Is it possible that there's one job you were meant to do? According to experts, many of us spend too much time doing several professions with modest results rather than excelling in our true calling.

"I tell people stop being average at a lot of things or pretty good at a lot of things and start being extraordinary at one thing," said Phil Cooke, author of the book "One Big Thing: Discovering What You Were Born to Do." "Look at the Olympics. You won't find a track guy also swimming and skiing. To get to a higher and higher level you need to let go of the peripheral things and cut through the clutter to get noticed."

Cooke said start by asking yourself, "What comes easy to me?" And "What do other people tell me that I do well?" Be sure to pose the questions to those who can give you an honest answer rather than people who only tell you what you want to hear, Cooke said.

"There's a huge denial factor in the country where people don't have a shred of talent in the things they think they're really, really good at," Cooke said. "I think we all need to have a moment of brutal honesty in our own lives."

Leadership coach Ginny Clarke, president and CEO of the consulting firm Talent Optimization Partners, said one of the keys to unlocking our optimal career path is to ask ourselves what we loved doing when we were 10 years old.

"This is an age when you are free and you allow yourselves to imagine," she said. "Whenever I pose this question to a client, I see a sense of discovery and joy in their face. If you allow yourself to explore this, then your search stays closer to what speaks to you. If more people could get back to that I think they would allow themselves to align their work with what they actually like doing."

But while thinking back to when you were 10 can be eye-opening, Clarke said you have to be realistic.

"If you're 40 you can't become a professional baseball player," Clarke said. "But say you have a background in commercial real estate -- baseball is played on real estate. It's a big business on this real estate asset. So find a way to take what you've done and apply it to a different industry."

Here are some tips to help you focus on that one true calling:

Stop focusing on your flaws.

"I'm not a numbers person and I spent months trying to get better at balancing my checkbook and I really worked hard on it," Cooke said. "I realized I wasn't wired to do this. If, on a scale of 1-10 you are a 3 or 4 for balancing your checkbook, nobody pays for a 3 or a 4. They pay for a 9 or 10. What are the areas of your life where you can be a 9 or a 10? Decide what they are and work on those."

Don't let others tell you what you should do.

"I had a woman come in and she said 'My passion has always been to be in the gourmet food business but I don't think I should be doing that,'" Clarke said. "Just because you took a certain direction or have a certain job history doesn't mean you have to limit yourself. Get rid of the 'shoulds.' This is your journey and nobody else's."

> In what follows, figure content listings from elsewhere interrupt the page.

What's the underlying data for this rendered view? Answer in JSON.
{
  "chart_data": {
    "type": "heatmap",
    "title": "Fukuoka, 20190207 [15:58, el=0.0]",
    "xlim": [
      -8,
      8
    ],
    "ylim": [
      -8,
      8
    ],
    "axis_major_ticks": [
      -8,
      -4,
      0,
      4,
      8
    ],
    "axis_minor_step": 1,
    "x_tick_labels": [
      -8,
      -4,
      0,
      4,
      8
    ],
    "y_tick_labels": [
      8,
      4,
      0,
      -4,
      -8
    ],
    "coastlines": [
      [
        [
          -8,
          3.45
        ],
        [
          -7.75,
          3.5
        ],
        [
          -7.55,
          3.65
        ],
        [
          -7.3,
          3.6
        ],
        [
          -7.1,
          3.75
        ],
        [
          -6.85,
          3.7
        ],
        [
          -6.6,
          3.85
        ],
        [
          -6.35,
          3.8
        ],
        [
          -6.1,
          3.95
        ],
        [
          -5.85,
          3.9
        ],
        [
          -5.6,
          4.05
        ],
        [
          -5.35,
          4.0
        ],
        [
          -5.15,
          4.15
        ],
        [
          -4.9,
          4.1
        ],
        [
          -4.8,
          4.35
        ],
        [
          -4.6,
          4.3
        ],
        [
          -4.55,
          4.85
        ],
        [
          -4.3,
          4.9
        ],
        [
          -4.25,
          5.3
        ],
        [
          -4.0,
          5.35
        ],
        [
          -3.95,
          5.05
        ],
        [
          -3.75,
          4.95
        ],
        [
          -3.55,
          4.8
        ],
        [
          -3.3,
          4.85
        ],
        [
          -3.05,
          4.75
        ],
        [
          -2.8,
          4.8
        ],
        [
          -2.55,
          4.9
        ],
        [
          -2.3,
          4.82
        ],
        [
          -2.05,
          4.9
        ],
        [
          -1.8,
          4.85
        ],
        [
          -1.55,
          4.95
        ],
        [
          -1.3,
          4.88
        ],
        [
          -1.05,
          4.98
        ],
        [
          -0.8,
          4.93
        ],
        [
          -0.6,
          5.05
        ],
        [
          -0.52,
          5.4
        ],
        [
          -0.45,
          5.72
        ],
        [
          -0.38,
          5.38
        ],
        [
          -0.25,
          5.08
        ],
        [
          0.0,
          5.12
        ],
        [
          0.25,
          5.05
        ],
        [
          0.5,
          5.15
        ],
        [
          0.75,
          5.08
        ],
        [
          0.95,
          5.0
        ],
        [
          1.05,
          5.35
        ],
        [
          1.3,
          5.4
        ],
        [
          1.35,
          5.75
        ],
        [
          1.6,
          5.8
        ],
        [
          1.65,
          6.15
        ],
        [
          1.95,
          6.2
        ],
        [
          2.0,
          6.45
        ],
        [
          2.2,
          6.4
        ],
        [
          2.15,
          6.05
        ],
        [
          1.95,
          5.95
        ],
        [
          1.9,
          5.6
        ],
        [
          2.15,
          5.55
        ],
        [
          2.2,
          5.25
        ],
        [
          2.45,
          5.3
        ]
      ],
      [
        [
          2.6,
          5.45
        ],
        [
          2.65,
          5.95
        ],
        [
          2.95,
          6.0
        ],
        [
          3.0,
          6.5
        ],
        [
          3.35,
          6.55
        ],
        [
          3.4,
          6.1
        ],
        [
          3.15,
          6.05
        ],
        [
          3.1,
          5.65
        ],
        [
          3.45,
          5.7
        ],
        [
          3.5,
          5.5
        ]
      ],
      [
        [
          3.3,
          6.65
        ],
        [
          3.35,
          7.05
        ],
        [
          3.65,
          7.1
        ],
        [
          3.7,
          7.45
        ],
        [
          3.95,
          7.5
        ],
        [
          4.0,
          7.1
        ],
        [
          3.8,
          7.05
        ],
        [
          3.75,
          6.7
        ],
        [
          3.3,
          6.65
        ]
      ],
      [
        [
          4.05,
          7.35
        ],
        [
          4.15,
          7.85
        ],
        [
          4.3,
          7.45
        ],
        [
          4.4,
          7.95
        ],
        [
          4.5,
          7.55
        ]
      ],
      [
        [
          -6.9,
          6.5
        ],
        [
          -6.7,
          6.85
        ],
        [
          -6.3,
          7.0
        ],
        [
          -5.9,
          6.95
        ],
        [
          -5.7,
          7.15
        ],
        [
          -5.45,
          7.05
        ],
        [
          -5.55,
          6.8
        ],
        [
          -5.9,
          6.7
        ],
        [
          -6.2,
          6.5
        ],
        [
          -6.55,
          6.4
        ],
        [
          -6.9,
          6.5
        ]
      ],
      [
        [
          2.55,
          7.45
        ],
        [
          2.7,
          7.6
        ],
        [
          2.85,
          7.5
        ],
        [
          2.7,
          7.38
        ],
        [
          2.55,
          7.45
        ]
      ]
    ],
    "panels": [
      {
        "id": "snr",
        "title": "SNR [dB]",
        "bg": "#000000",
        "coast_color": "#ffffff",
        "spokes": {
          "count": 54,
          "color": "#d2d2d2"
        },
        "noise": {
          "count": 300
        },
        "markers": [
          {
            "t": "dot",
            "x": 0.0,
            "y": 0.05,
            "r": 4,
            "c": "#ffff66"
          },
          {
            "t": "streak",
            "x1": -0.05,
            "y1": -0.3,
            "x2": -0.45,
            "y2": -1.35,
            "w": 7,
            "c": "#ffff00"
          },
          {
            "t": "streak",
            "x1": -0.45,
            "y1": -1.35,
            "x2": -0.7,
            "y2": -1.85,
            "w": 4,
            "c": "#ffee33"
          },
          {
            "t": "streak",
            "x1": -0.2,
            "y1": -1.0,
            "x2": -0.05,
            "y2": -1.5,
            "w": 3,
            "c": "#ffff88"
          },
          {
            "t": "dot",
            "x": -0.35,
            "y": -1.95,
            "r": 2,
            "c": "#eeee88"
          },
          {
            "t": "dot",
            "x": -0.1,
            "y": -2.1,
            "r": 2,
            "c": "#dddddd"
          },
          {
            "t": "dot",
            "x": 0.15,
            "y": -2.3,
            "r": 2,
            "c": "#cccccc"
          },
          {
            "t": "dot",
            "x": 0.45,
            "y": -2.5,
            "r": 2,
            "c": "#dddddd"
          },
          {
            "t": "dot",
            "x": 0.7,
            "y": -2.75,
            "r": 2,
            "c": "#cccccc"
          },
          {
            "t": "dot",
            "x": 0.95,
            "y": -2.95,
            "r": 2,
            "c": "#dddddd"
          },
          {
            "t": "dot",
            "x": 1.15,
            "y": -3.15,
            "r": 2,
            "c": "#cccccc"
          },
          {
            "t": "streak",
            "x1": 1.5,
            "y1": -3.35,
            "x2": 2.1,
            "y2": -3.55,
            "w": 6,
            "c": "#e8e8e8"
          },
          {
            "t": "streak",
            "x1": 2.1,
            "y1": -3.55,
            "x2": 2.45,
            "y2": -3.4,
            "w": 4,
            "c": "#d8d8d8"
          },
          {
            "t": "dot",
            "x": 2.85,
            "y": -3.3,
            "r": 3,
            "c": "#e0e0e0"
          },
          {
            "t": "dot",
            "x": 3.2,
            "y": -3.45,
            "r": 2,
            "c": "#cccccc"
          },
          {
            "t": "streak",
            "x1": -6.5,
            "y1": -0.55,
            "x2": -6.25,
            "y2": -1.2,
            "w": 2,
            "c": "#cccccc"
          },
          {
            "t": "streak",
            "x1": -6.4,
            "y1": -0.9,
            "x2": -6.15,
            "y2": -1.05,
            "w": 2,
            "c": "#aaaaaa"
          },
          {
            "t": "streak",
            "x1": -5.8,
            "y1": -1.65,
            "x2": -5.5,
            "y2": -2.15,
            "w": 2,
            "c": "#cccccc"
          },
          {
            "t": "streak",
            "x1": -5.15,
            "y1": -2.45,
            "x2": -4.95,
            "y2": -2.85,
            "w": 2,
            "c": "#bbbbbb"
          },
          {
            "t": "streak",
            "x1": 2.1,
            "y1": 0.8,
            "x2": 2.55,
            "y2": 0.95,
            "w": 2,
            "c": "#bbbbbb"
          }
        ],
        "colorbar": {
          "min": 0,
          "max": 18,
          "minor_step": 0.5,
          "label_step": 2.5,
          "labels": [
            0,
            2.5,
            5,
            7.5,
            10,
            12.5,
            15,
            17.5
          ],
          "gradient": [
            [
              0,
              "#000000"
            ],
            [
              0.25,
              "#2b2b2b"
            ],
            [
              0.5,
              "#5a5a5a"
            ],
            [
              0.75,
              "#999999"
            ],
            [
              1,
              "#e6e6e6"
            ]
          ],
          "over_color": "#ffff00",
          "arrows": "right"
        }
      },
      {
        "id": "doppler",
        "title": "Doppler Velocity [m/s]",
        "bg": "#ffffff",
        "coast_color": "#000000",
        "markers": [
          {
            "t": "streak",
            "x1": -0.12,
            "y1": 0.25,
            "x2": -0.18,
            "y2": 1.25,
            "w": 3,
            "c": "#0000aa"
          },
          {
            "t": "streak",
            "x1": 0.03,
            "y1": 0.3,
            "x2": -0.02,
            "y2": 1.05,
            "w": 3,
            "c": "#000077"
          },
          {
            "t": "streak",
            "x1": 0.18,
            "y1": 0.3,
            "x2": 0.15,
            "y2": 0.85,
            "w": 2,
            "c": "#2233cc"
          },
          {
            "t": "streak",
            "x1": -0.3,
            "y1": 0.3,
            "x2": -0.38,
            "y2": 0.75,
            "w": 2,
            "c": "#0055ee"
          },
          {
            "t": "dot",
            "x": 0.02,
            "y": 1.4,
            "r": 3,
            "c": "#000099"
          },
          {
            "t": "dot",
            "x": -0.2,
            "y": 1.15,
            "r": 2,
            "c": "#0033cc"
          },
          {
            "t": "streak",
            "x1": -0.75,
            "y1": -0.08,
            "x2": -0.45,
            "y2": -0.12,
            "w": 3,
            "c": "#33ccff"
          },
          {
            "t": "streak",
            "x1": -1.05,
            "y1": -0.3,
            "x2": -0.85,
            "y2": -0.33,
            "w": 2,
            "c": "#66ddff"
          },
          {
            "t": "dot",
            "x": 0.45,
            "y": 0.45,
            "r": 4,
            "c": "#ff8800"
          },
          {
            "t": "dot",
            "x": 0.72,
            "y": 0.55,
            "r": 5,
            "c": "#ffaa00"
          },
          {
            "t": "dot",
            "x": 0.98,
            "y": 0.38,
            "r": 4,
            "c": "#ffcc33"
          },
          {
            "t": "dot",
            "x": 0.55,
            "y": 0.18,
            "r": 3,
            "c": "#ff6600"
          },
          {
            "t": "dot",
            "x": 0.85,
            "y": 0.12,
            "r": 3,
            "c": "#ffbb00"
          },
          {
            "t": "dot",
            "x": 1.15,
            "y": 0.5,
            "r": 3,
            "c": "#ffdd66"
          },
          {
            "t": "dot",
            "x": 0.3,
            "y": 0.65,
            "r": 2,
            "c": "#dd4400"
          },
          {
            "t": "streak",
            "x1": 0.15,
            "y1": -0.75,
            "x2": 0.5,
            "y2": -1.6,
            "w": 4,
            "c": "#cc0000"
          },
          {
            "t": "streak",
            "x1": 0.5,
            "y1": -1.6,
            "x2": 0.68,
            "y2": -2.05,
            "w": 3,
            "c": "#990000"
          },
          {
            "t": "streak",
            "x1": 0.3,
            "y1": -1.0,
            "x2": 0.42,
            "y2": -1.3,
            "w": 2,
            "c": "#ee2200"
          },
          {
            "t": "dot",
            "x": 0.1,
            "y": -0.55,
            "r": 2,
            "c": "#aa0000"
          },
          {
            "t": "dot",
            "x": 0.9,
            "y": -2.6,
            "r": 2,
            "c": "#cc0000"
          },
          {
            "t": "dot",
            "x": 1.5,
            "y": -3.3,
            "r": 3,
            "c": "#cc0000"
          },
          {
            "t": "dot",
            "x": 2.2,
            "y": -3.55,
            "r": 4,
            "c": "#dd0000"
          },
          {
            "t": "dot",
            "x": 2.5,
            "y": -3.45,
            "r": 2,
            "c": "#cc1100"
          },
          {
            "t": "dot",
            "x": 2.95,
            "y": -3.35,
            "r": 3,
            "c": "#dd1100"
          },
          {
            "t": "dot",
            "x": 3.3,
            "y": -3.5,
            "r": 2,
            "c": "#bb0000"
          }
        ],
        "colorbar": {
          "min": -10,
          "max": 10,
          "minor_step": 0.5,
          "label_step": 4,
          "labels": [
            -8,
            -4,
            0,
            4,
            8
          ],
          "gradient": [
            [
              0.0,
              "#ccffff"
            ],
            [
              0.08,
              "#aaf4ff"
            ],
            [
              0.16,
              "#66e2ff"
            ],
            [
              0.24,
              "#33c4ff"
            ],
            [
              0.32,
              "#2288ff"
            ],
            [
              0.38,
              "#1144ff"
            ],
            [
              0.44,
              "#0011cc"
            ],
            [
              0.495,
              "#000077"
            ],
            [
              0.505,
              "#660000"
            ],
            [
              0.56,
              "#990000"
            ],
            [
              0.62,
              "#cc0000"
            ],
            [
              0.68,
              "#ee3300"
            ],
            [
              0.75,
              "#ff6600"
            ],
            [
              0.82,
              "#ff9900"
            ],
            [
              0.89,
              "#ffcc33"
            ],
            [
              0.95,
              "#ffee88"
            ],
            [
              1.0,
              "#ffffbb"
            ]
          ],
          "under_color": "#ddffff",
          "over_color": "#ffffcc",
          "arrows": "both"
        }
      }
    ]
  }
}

"Too many dreams are ended because someone listened to the wrong person," Cooke said. "Your voice is unique to who you are and it should be celebrated. A Picasso always looks like a Picasso. Hemingway is always going to be Hemingway. Your authentic style is your great gift and needs to come through in everything you do."

Embrace change.

"When I was 36 ... out of the blue I got fired and I thought it was the end of the world," Cooke said. "But looking back 20 years later I realize it was the best thing that ever happened to me. We get sucked in to that regular paycheck, sucked in to the health benefits and sucked in to this comfort zone. We need that push to think differently and explore our talents -- I certainly did and it made a huge difference for me."

Don't burn bridges.

"So many people discover their one big thing and then walk into their boss and say 'I'm quitting!'" Cooke said. "You have to be smart. I wrote my first two books by coming into work two hours early so I could have a couple of hours to work before anyone shows up. It's a small world out there and you want to make them want you to come back."